The daughter related that her classmates were in tears and upset that they couldn't do some questions, or complete the paper. This is a scene not sighted only at PSLE. It happens at all other exams, be it mid year or prelims. We have every parental right to teach and guide them through those moments, growing their mindset. The comfort here is that, majority feels the same. No one is alone.

Not that questions set were out of syllabus, they were a test of learnt concepts with in-depth thinking skill. I've to say though, luck plays some part in the years they do their PSLE. Some years, we do not even get any uproar from parents and some years, we hear noise. Exams are not meant to be easy that everyone aces it the same way. It has to be distinct. No doubt, the years have not been easy with much disruptions to curriculum plans and lessons. But I wouldn't be content if the kids did an easier PSLE based on compassionate grounds. On the other hand, why aren't parents blaming their tuition centres for not preparing the kids well? The amount of fees have to justify right?! I wasn't upset, or outrage at all. It's just the way things are when we try to be rational about it. Rather than trying to find excuses or fault.

We can take the opportunity to teach resilience, not blame. Resilience is such a powerful trait that encompasses the elements of self-control, emotional awareness, positivity, reasoning, self care, patience and so many more! It's key to positive character building. In midst of teaching our child, we learn in the process too. We learn to choose our words and reactions meaningfully. Are we mindful in speaking encouragement and kindness to our dejected child? It's definitely not the time to bring forth the tiger in us. Praise should be made culture in parenting.

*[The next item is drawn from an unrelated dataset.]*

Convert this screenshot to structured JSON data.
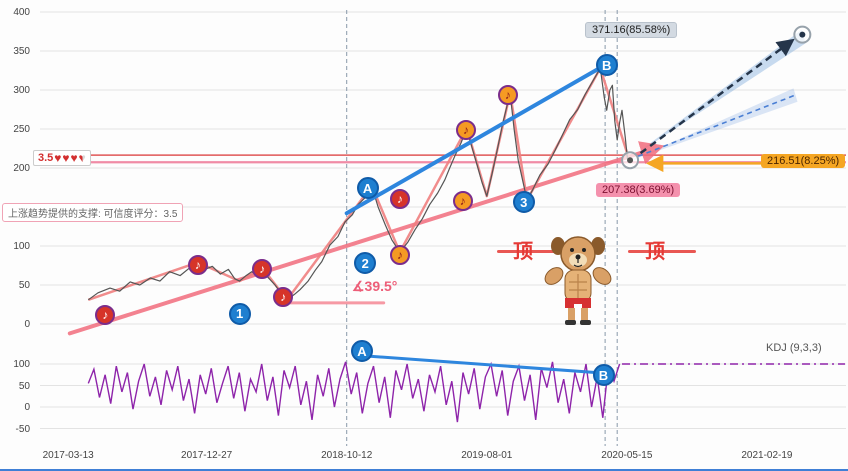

The last we want to exemplify is to fault find in others and on the things that won't change. Be it the course of an event or outcome. If it does, it sets an unpleasant precedence for the PSLEs ahead. Anyway, what goes behind any consideration is not something visible to us. Instead, let's focus on helping our kids take responsibility and learning into their own hands, grow in strength, resilience and most importantly kindness. Have good thoughts and speak uplifting words. The world is harsher than this math paper. Life did not promise a bed of roses.  

To our surprise, the daughter gave us softie and 'Thank You' card each. For guiding and encouraging her through the years to this day.

Thank you cards the daughter gave us
 

Let's raise a generation of strong and kind warriors! Where each trial, test and exam is a new found maturity for our child. 

What's over is unchangeable. Celebrate because both child and parents have partnered hard. While Helen and Ivan are busy weighing their coins, we shall take time to do the things we really enjoy before life starts getting busy again next year. Consider now till the release of results, what our expectations are and how will we manage them. I'm sure another nervous mama as we near that day! Let's always remember that love is unconditional, whatever the grades are.